Nawet deszcz (2010)

También la lluvia
Reżyseria: Icíar Bollaín
Scenariusz:

Jeden z najgłośniejszych filmów ostatniego roku, w reżyserii wielokrotnie nagradzanej m.in. za MATAHARIS i DAJĘ CI MOJE OCZY, Icíar Bollaín. Sebastian (Gael García Bernal) - reżyser idealista i jego producent (Luis Tosar) realizują w Boliwii film o przybyciu Kolumba do Ameryki. Jednak w trakcie zdjęć w regionie wybucha tzw. "wojna o wodę". Rozpoczyna się podwójna walka rdzennych mieszkańców Boliwii z najeźdźcami z Zachodu - w filmie i w rzeczywistości. (opis dystrybutora)

Obsada:

Pełna obsada

Zwiastun:

ciekawa paralela wykorzystania indian kiedyś i współcześnie. Pomysł na scenariusz naprawdę ciekawy, można było chyba bardziej zagrać na przenikaniu się tych dwóch światów. W samym filmie zabrakło dramatyzmu, a sprowadzenie końcówki do tego, do czego zostało sprowadzone to po prostu zmarnowanie potencjału.

Ileż można powtarzać, że okrutni Jankesi niszczą piękną , boliwijską ziemię. Film dęty, a jednak miło się ogląda. Jednak rozczarowanie kinem hiszpańskim i Bernalem

widzę, że masz podobne odczucia jak ja do zupełnie odwrotnej sytuacji: wielcy Jankesi ratują świat.
Ci Amerykanie...

Najlepiej gdyby ich w ogóle nie było, no nie? Gdzie się nie pojawią tam wam się nie podoba ;)

dokładnie :D czemu wcześniej o tym nie pomyślałem?

Mnie się jeno film nie podoba, a Jankesi to nie wiem, w filmie w zasadzie ich nie ma, tylko swoi biją swoich. Jankesi im płacą, ale tego nie pokazali.

może gdyby ich nie było to mało kto w Ameryce by ten filmu nie obejrzał

to już dla mnie zbyt zawiła dialektyka

słusznie. nie wybiegajmy za bardzo w bok. Dam tym razem Amerykanom spokój.
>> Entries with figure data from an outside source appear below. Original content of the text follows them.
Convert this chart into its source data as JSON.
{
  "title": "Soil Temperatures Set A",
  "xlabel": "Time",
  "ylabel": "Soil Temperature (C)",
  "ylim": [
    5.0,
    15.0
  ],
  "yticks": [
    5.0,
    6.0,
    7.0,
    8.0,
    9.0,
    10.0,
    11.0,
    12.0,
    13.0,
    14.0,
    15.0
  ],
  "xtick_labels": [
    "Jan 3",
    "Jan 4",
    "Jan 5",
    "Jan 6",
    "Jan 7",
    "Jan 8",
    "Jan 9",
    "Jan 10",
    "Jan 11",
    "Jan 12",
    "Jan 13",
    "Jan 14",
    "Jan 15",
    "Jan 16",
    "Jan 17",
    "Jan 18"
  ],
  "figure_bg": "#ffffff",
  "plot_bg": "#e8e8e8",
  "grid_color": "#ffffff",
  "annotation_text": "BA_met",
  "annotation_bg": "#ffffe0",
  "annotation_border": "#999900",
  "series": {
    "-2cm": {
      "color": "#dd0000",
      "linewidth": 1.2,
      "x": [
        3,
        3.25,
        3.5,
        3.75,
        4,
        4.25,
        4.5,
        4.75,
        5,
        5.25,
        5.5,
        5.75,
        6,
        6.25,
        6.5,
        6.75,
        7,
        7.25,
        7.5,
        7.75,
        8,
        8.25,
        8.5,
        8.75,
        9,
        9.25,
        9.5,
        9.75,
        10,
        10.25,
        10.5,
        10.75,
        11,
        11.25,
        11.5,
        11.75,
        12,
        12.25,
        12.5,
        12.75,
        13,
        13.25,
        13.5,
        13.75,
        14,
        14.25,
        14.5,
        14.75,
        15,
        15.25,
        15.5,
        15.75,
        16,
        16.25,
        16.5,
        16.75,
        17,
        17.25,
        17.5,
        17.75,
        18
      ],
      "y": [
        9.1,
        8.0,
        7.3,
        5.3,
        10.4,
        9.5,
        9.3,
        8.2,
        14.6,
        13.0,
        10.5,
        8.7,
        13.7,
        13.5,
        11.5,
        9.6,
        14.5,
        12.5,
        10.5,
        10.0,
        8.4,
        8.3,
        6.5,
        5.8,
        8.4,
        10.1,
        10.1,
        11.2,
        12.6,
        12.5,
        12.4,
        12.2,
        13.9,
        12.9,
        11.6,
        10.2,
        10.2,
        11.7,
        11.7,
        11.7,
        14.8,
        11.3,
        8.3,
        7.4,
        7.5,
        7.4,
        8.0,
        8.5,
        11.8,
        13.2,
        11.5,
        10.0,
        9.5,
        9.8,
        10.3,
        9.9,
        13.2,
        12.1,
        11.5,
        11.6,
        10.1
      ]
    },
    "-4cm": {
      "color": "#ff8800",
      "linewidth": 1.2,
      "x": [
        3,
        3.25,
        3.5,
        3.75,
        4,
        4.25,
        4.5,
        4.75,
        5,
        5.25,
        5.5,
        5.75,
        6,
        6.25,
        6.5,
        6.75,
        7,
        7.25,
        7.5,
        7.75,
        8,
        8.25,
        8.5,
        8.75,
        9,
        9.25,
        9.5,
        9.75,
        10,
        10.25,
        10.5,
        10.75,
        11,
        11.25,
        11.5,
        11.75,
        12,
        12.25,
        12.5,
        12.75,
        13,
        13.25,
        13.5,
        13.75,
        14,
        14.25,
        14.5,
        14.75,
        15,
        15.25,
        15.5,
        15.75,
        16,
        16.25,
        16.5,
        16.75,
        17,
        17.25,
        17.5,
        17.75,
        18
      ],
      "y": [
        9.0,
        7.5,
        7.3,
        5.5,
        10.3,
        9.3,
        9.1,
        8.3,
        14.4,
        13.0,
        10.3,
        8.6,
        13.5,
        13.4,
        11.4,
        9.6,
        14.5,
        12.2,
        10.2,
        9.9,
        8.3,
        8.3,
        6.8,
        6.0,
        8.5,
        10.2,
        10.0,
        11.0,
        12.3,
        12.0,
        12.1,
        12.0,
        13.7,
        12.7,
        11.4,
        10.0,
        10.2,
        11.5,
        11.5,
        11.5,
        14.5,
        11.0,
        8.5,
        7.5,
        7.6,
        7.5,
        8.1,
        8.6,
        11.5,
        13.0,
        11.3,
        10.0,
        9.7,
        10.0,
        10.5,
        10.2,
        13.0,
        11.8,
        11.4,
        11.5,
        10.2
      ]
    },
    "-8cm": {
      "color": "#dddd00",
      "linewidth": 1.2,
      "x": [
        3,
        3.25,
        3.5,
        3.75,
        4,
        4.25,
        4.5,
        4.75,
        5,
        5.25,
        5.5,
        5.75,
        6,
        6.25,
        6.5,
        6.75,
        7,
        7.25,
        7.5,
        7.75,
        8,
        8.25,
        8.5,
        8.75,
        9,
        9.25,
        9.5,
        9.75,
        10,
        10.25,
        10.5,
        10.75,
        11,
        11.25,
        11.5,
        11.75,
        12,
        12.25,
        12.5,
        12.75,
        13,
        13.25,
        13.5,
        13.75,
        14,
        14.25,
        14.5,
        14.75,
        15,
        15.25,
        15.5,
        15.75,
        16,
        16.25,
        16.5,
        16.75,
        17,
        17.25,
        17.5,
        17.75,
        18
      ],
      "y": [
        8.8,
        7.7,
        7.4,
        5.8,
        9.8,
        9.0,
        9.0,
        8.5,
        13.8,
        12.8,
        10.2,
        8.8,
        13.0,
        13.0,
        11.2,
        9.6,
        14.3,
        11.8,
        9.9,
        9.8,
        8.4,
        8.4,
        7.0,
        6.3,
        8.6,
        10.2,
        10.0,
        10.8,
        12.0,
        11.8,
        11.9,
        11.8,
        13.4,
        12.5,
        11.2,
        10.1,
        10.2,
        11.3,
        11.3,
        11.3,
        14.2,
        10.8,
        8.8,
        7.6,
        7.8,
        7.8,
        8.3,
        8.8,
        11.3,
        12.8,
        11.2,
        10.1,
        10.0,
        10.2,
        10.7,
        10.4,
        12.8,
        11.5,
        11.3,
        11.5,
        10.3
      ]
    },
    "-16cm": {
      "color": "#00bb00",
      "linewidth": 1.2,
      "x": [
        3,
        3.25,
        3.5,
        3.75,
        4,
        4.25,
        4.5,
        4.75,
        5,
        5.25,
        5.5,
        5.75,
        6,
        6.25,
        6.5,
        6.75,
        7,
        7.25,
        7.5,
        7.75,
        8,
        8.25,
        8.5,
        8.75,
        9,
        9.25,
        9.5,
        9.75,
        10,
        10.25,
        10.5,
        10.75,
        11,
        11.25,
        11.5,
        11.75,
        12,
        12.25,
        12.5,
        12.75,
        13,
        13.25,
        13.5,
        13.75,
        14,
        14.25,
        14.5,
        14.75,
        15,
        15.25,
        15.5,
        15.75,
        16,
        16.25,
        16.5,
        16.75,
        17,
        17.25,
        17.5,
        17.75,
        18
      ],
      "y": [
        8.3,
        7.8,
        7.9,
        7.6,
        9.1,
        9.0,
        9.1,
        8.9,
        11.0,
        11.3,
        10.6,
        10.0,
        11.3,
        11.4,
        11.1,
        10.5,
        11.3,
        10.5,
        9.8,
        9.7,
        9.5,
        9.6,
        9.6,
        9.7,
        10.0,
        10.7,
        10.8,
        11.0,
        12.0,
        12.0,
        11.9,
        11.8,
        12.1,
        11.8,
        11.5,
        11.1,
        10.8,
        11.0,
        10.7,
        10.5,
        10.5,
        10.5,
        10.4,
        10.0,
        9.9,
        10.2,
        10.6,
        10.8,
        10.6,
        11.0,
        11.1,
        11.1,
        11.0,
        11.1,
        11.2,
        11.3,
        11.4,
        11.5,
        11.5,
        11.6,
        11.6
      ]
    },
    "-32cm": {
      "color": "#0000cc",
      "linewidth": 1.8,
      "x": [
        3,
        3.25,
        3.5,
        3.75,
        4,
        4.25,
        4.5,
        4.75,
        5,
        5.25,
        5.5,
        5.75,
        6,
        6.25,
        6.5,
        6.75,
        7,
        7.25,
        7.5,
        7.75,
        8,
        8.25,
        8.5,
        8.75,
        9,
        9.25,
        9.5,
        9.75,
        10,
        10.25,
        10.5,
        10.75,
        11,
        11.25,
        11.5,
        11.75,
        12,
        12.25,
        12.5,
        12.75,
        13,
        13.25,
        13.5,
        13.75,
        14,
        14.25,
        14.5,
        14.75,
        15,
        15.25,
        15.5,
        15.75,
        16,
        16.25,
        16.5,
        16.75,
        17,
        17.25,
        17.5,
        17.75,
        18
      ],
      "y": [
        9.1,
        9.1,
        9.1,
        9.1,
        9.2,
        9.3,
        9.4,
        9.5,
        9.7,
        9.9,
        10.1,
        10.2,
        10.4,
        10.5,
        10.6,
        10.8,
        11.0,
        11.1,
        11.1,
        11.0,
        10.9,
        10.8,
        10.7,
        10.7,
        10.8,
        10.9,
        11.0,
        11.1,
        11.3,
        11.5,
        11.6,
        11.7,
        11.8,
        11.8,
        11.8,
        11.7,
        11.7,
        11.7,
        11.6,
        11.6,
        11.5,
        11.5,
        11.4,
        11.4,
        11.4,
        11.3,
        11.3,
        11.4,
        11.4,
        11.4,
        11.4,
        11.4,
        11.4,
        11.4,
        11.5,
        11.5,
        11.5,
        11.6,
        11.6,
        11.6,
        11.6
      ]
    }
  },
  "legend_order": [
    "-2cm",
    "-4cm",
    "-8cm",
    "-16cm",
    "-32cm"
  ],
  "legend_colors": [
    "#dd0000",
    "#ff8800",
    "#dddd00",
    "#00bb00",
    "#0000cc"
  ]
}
Wracając do oceny samego filmu - ja ostatnimi czasy mam takie zaufanie do filmów , w których mówi się po hiszpańsku (za wyjątkiem wielkiego Aldo , który z filmu na film coraz bardziej mnie wpieprza), że jak widzę coś, co kompletnie mnie omija, to czuję się mocno rozczarowany. Nie podobało mi się pokazanie takie jednostronne tych dobrych Indianeiros. Naprawdę - dla mnie to była wymowa produkcyjniaka. Choć zdjęcia tuszują te wszystkie niezgrabności fabuły.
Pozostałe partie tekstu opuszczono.